Wednesday, April 8, 2009

Not Much Changes

It was fifth grade. I was tall already, much taller than my young male and female collegiate counterparts. In our class photo I was put in the middle, as always, part of the giant pyramid made out of squinting faces and the occasional pair of giant glasses. The girl next to me was named Courtney and as we waited under the 1950s awning she told me how her mom put flour in her hair that morning to take out the grease. Around the same time, we started rehearsing for graduation ceremonies: bad poetry, essays about "the future", etc. It was also planned that were to subject our families to group square dancing, which would be practiced laboriously in the auditorium until the big day.

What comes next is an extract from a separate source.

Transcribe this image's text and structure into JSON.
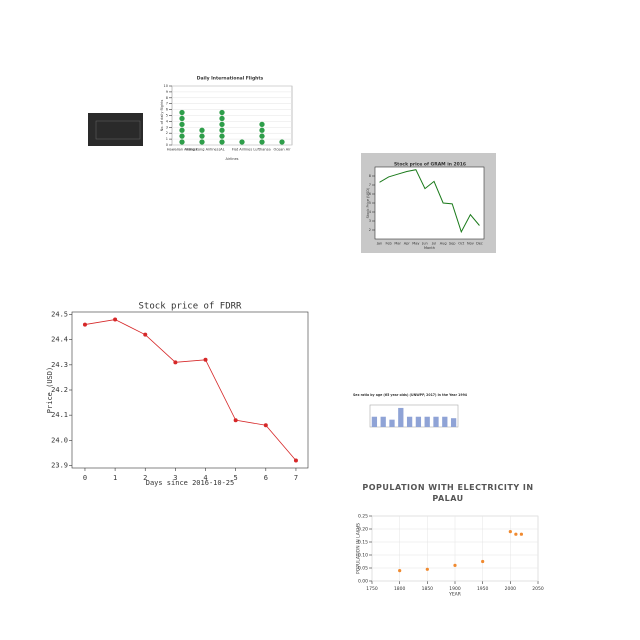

What came with this wonderful mockery of country bumpkin dancing was an opportunity to bond with a member of the opposite sex, one that would put me closer to a boy than I had ever been in my whole short lifetime. I held my breath as the teacher began to pair us up. "Please Greg. Please Greg. Please Greg..." Greg was my fifth grade crush; before him had been Joey and Brian. He was puny, tiny, bird boned. I think I was in love with how delicate he was. His brown hair was always crisply gelled and combed over from the side, left to right. His blue eyes were bluer than my own. They had more of a piercing brightness in comparison to my own, which have always had an unremarkable deep lake quality to them.

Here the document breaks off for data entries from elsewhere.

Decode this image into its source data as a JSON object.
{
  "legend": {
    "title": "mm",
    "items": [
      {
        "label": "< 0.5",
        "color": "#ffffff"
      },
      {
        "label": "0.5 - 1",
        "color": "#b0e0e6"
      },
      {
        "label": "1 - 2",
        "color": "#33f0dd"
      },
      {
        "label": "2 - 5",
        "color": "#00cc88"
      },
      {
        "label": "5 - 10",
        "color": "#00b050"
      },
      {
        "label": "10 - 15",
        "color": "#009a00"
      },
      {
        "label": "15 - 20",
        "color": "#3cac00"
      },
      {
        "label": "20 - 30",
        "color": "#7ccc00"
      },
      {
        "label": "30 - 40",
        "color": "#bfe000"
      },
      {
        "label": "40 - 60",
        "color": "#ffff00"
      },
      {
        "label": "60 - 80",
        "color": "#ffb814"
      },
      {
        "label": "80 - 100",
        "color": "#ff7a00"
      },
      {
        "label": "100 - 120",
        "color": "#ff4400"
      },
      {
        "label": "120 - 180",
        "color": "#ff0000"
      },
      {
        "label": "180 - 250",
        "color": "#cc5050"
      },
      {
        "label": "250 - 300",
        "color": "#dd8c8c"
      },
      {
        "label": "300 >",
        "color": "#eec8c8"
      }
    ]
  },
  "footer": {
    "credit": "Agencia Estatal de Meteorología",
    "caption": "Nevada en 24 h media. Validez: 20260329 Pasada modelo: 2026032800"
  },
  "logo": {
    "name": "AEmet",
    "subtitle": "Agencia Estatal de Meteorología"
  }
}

For whatever stroke of luck, I was paired with Greg. I am fairly certain it had something to do with our last names being in the beginning of the alphabet. We looked ridiculous. I towered above him. My head was much bigger than his, my arms much longer. I relished the rehearsals that came. I never said one word to him. There were no coy giggles or lingering glances. I was eleven and my eyes danced from the teacher to the floor, watching its brown and tan laminate surface moving slowly underfoot.